William Penn Charter School
An Incredible Rout . . .
On Dec. 17, 1934, in a non-league
home game, Penn Charter roughed up Bryn Athyn School
(now known as The Academy of the New Church) by a score of 85-8.
Having won 16 consecutive games beforehand, going back to the previous season, PC was
coming off back-to-back losses to Public League members Olney and Overbrook.
Bryn Athyn had returned to varsity basketball after not having a team in the 1932, '33 and
'34 school years.
PC roared to a 50-4 lead in the first half and held BA to no field goals.
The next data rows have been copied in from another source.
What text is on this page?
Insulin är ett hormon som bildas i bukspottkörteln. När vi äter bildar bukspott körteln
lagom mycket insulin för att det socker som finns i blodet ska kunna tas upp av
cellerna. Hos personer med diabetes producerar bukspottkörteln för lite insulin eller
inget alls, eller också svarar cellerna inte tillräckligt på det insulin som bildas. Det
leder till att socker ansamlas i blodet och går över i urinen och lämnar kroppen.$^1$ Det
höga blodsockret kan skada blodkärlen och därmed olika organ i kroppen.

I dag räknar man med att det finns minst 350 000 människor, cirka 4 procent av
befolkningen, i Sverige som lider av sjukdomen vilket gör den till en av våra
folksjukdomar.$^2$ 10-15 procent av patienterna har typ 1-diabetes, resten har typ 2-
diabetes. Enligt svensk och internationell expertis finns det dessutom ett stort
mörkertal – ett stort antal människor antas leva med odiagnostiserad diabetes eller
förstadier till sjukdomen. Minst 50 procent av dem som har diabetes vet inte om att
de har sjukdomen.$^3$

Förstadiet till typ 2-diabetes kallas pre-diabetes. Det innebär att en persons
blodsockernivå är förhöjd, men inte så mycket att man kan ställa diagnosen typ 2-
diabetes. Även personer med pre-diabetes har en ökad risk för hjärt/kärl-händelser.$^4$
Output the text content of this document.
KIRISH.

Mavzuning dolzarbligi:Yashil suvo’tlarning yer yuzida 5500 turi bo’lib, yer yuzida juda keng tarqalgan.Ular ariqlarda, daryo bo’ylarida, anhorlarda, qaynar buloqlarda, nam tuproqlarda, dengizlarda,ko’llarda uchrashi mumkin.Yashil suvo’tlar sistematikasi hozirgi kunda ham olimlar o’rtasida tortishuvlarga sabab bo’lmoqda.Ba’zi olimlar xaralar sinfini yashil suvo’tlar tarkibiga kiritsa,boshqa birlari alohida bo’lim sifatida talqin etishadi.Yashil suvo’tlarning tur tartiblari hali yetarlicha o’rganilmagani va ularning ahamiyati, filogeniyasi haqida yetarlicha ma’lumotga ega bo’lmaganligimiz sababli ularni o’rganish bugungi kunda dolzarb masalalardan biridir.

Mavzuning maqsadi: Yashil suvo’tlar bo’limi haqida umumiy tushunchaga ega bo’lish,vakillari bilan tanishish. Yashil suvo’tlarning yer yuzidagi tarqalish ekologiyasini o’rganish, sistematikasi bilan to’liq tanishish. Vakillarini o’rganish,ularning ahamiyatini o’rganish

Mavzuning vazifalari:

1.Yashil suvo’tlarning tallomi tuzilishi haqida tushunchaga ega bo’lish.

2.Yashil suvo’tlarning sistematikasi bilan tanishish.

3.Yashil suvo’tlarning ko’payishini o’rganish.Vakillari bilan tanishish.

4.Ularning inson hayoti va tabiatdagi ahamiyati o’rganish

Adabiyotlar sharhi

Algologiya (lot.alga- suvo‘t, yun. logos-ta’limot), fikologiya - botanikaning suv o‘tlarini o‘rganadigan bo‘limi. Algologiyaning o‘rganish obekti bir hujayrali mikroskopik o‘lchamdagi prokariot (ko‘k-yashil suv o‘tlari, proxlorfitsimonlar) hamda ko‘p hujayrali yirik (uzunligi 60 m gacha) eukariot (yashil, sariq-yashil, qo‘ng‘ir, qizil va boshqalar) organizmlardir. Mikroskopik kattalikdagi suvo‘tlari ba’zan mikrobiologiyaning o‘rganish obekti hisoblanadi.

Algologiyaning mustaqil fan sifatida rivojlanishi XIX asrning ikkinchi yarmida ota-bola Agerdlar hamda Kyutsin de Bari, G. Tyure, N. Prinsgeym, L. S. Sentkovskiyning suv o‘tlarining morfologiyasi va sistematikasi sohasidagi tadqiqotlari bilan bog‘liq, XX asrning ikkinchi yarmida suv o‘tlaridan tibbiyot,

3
In all, the Quakers
notched 40 field goals and shot 5-for-6 at the foul line.
Coach Sam "Duke" Taylor's varsity included 10 players. Nine scored. The one with zero
was Jim Levering.
Point totals for the others . . . (first names not available for all; captain Henry Payson "Pace"
Brickley was unavailable due to injury)
Grenny Krewson 29
Bob McFarland 12
Ted Carpenter 11
Kirk Hershey 9
Johnny Jones 8
Alex Knight 5
Bruce Pearce 4
The most interesting player on this list is Kirk Hershey. Like many guys in that era, he was a
three-sport star. His other sports were football and track. Though only for one season (1941),
he went on to play in the NFL. He split that season between the then-Cleveland Rams, who
drafted him, and the Eagles. He made one catch for 11 yards and did so for the Eagles.
During his PC days, Hershey lived at 3026 West Coulter Street, literally right across the street
from the school's football field.
Meanwhile, in that same season, Chestnut Hill Academy beat Bryn Athyn by a score of 92-19.
And the Hillers' scoring was done by . . . only five guys! Eberle, Godsall and Benner led the way
with 27, 26 and 25, respectively. Heist (10) and Pearson (four) fleshed out the scoring. Not sure
if the coach never took out his starters or the subs were completely unproductive.
The site of PC's game (see pic below) is still in use for middle school activities and the far end
remains home to the varsity wrestling team. Varsity basketball moved to the Graham Athletics
Center in the 1965-66 school year, then to the Dooney Field House in the 2014-15 school year.